The Strategic Choice for an Ethereum Layer 2

  • Han explains the deliberate decision to build Codex as a Layer 2 (L2)—a secondary protocol built on top of a base blockchain like Ethereum to improve scalability—rather than a standalone Layer 1.
  • Economic Argument: The vast majority (around 60%) of stablecoin value resides on Ethereum. Codex's mission is to ensure Ethereum maintains this dominance by providing a specialized, high-performance environment for them.
  • Technical Argument: Building on Ethereum provides an "incredibly hardened and robust stack" that has been battle-tested for years. It also offers users a crucial security guarantee that standalone chains cannot: the right to exit their funds back to the Ethereum mainnet if the L2 fails.
  • Ideological Argument: Han, who has deep roots in the Ethereum community from his time at Optimism, expresses a belief in Ethereum as the most credibly neutral settlement layer for the world.

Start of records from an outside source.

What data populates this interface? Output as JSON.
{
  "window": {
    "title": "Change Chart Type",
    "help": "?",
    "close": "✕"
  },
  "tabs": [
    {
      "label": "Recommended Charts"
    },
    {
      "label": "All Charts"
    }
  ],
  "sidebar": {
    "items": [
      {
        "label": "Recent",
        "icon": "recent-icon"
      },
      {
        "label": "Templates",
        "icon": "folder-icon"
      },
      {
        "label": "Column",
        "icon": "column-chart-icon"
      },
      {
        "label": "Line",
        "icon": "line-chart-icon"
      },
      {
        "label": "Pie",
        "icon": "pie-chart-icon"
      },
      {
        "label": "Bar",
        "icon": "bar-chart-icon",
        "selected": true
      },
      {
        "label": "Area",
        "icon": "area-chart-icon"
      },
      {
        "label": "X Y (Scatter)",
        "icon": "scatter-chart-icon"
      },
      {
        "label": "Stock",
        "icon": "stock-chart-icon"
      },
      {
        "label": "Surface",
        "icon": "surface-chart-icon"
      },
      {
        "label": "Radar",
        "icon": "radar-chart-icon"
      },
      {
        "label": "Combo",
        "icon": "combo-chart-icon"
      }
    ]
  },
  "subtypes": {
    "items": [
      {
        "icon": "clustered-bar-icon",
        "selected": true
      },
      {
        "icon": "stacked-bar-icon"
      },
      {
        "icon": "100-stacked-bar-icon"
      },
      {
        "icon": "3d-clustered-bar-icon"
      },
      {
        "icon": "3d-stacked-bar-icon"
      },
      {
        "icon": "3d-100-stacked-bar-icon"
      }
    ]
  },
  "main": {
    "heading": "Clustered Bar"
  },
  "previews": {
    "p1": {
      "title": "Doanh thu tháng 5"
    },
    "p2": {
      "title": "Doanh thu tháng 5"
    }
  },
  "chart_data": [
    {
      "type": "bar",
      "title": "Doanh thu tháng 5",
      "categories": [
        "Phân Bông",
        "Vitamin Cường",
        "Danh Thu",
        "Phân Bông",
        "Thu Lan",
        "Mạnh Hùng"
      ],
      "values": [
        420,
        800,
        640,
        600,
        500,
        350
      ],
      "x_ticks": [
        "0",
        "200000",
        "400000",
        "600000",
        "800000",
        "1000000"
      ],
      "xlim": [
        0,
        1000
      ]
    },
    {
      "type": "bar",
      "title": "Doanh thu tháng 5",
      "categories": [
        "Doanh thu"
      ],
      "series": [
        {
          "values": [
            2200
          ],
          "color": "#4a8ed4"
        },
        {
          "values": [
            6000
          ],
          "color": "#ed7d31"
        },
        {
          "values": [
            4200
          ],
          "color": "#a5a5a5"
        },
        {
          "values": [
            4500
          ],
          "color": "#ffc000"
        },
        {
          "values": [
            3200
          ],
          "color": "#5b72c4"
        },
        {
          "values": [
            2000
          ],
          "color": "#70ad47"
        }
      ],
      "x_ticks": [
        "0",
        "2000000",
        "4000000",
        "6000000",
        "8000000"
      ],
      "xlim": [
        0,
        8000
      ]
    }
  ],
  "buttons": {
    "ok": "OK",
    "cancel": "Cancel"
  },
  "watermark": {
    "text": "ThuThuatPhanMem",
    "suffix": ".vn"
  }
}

The Evolution of L2s: From General-Purpose to Specialized Chains

  • The discussion broadens to the evolving role of L2s within the Ethereum ecosystem. Han argues that the era of general-purpose rollups is giving way to a new model of specialized, application-specific chains.
  • He makes a provocative claim: "General purpose L2s are parasitic to L1." Post-EIP-4844 (which significantly lowered data costs for L2s), a general-purpose L2 that simply mirrors the L1's functionality splits the user base and fragments liquidity without adding unique value back to Ethereum.
  • Actionable Trend: The future, according to Han, is for L2s to focus on use cases that the L1 cannot do well, such as running tight, product-focused development loops for a specific vertical like stablecoins.
  • This "win-win" model allows the L2 to innovate rapidly while strengthening the entire Ethereum ecosystem by attracting new flows and functionality. An L2 must "earn its keep" by being net-additive, not just by existing.

Conclusion

This episode argues that the winner of the stablecoin chain war will be the platform that masters on-chain FX by solving deep-seated fiat integration problems. For investors and researchers, Codex's specialized L2 strategy on Ethereum presents a clear thesis: focus on the "gunk," not just throughput, to capture real-world financial flows.